Tragiczny wypadek na trasie Roguszyn – Pniewnik
18 grudnia doszło do tragicznego zdarzenia na trasie Roguszyn – Pniewnik. Policjant jadąc na służbę, zatrzymał się udzielając pomocy kierowcy audi, który znajdował się w rowie. W chwili gdy kierowcy stali na poboczu uderzył w nich nadjeżdżający opel. Obaj zostali zabrani do szpitala. Niestety w wyniku odniesionych obrażeń 32-letni policjant zmarł.

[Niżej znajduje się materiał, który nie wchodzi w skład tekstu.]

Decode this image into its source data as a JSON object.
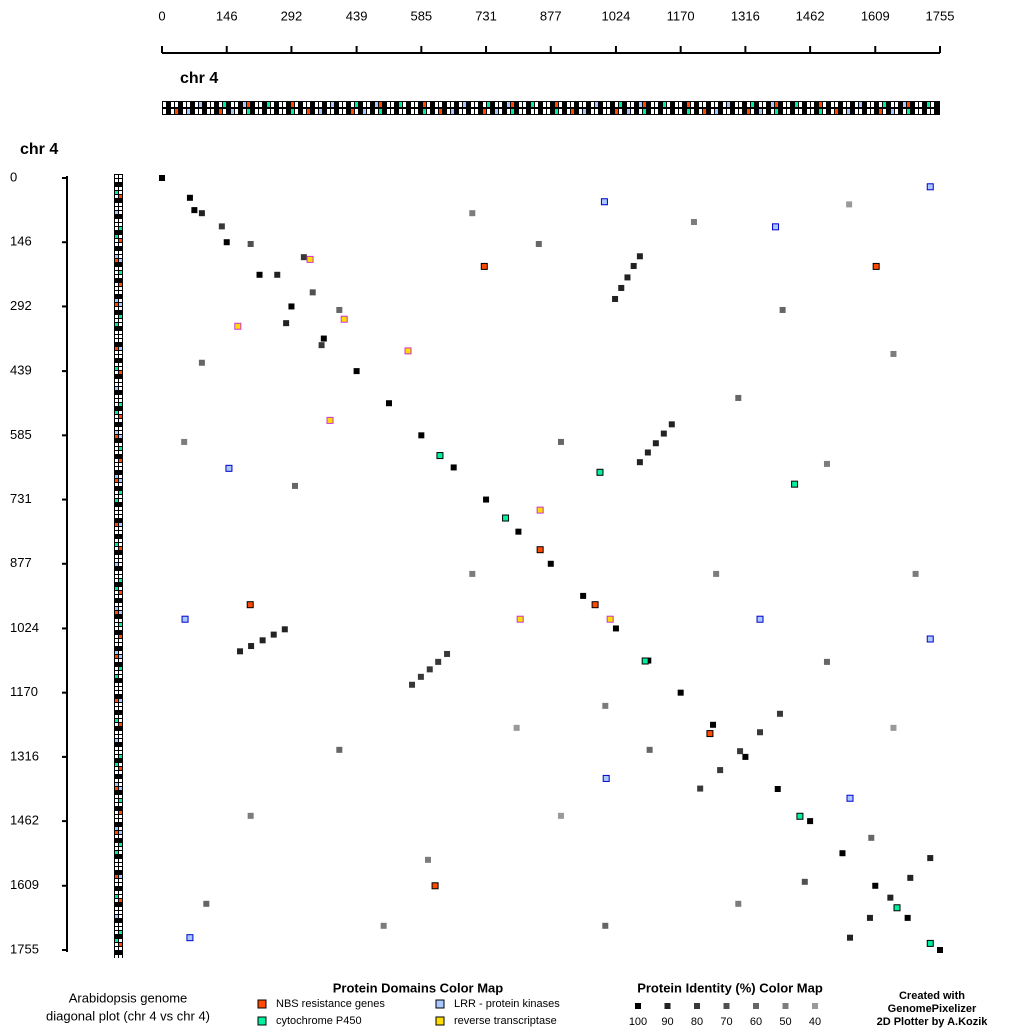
{
  "chart_data": {
    "type": "dotplot",
    "x_title": "chr 4",
    "y_title": "chr 4",
    "xlim": [
      0,
      1755
    ],
    "ylim": [
      0,
      1755
    ],
    "xticks": [
      0,
      146,
      292,
      439,
      585,
      731,
      877,
      1024,
      1170,
      1316,
      1462,
      1609,
      1755
    ],
    "yticks": [
      0,
      146,
      292,
      439,
      585,
      731,
      877,
      1024,
      1170,
      1316,
      1462,
      1609,
      1755
    ],
    "points": {
      "x": [
        0,
        73,
        146,
        220,
        292,
        365,
        439,
        512,
        585,
        658,
        731,
        804,
        877,
        950,
        1024,
        1097,
        1170,
        1243,
        1316,
        1389,
        1462,
        1535,
        1609,
        1682,
        1755,
        1022,
        1036,
        1050,
        1064,
        1078,
        1078,
        1096,
        1114,
        1132,
        1150,
        176,
        201,
        227,
        252,
        277,
        564,
        584,
        604,
        623,
        643,
        1552,
        1597,
        1643,
        1688,
        1733,
        1214,
        1259,
        1304,
        1349,
        1394,
        63,
        90,
        135,
        200,
        260,
        320,
        340,
        400,
        280,
        360,
        90,
        50,
        300,
        700,
        850,
        1200,
        1400,
        1550,
        1650,
        1300,
        1500,
        900,
        700,
        400,
        200,
        100,
        600,
        900,
        1100,
        1250,
        1500,
        1700,
        1650,
        500,
        1000,
        1300,
        800,
        1600,
        1450,
        1000
      ],
      "y": [
        0,
        73,
        146,
        220,
        292,
        365,
        439,
        512,
        585,
        658,
        731,
        804,
        877,
        950,
        1024,
        1097,
        1170,
        1243,
        1316,
        1389,
        1462,
        1535,
        1609,
        1682,
        1755,
        275,
        250,
        226,
        200,
        178,
        646,
        624,
        603,
        581,
        560,
        1076,
        1064,
        1051,
        1038,
        1026,
        1152,
        1134,
        1117,
        1100,
        1082,
        1727,
        1682,
        1636,
        1591,
        1546,
        1388,
        1346,
        1303,
        1260,
        1218,
        45,
        80,
        110,
        150,
        220,
        180,
        260,
        300,
        330,
        380,
        420,
        600,
        700,
        80,
        150,
        100,
        300,
        60,
        400,
        500,
        650,
        600,
        900,
        1300,
        1450,
        1650,
        1550,
        1450,
        1300,
        900,
        1100,
        900,
        1250,
        1700,
        1700,
        1650,
        1250,
        1500,
        1600,
        1200
      ],
      "identity": [
        100,
        100,
        100,
        100,
        100,
        100,
        100,
        100,
        100,
        100,
        100,
        100,
        100,
        100,
        100,
        100,
        100,
        100,
        100,
        100,
        100,
        100,
        100,
        100,
        100,
        90,
        90,
        90,
        90,
        90,
        90,
        90,
        90,
        90,
        90,
        90,
        90,
        90,
        90,
        90,
        80,
        80,
        80,
        80,
        80,
        90,
        90,
        90,
        90,
        90,
        80,
        80,
        80,
        80,
        80,
        100,
        90,
        80,
        70,
        90,
        80,
        70,
        60,
        90,
        80,
        60,
        50,
        60,
        50,
        60,
        50,
        60,
        40,
        50,
        60,
        50,
        60,
        50,
        60,
        50,
        60,
        50,
        40,
        60,
        50,
        60,
        50,
        40,
        50,
        60,
        50,
        40,
        60,
        70,
        50
      ]
    },
    "domain_legend_title": "Protein Domains Color Map",
    "series": [
      {
        "name": "NBS resistance genes",
        "color": "#ff4a00",
        "edge": "#000000",
        "x": [
          853,
          977,
          1236,
          616,
          199,
          727,
          1611
        ],
        "y": [
          845,
          970,
          1263,
          1609,
          970,
          201,
          201
        ]
      },
      {
        "name": "cytochrome P450",
        "color": "#00f0a0",
        "edge": "#000000",
        "x": [
          627,
          775,
          1090,
          1439,
          1658,
          1733,
          988,
          1427
        ],
        "y": [
          631,
          773,
          1098,
          1451,
          1659,
          1740,
          669,
          696
        ]
      },
      {
        "name": "LRR - protein kinases",
        "color": "#a8c8ff",
        "edge": "#0000cc",
        "x": [
          151,
          998,
          1733,
          1384,
          52,
          1349,
          1733,
          1002,
          1552,
          63
        ],
        "y": [
          660,
          54,
          20,
          111,
          1003,
          1003,
          1048,
          1365,
          1410,
          1727
        ]
      },
      {
        "name": "reverse transcriptase",
        "color": "#ffdd00",
        "edge": "#cc33cc",
        "x": [
          171,
          334,
          411,
          555,
          379,
          853,
          1011,
          808
        ],
        "y": [
          337,
          185,
          321,
          393,
          551,
          755,
          1003,
          1003
        ]
      }
    ],
    "identity_legend_title": "Protein Identity (%) Color Map",
    "identity_levels": [
      100,
      90,
      80,
      70,
      60,
      50,
      40
    ],
    "identity_colors": [
      "#000000",
      "#222222",
      "#383838",
      "#505050",
      "#666666",
      "#7c7c7c",
      "#999999"
    ],
    "caption": [
      "Arabidopsis genome",
      "diagonal plot (chr 4 vs chr 4)"
    ],
    "credit": [
      "Created with",
      "GenomePixelizer",
      "2D Plotter by A.Kozik"
    ]
  }
}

18 grudnia o godz. 4.15 doszło do tragicznego zdarzenia na trasie Roguszyn – Pniewnik. Ze wstępnych ustaleń policjantów wynika, że 22 – letni kierowca audi stracił panowanie nad pojazdem i wjechał do rowu. Mężczyzna jak się później okazało, kierował w stanie nietrzeźwości. Miał ponad 0,5 promila alkoholu w organizmie. Policjant z warszawskiego Ursusa, który jechał na służbę zauważył zdarzenie i zatrzymał się by udzielić mu pomocy. Gdy mężczyźni stali na poboczu uderzył w nich nadjeżdżający opel, którym kierował 20 – letni mieszkaniec pow. węgrowskiego. Obaj mężczyźni zostali zabrani do szpitala. Niestety w wyniku odniesionych obrażeń 32-letni policjant zmarł.
Apelujemy do wszystkich uczestników ruchu drogowego o rozwagę i ostrożność na drodze. Szczególnie o jazdę zgodną z przepisami ruchu drogowego i zdrowym rozsądkiem. Pamiętajmy o dostosowaniu jazdy do panujących warunków atmosferycznych.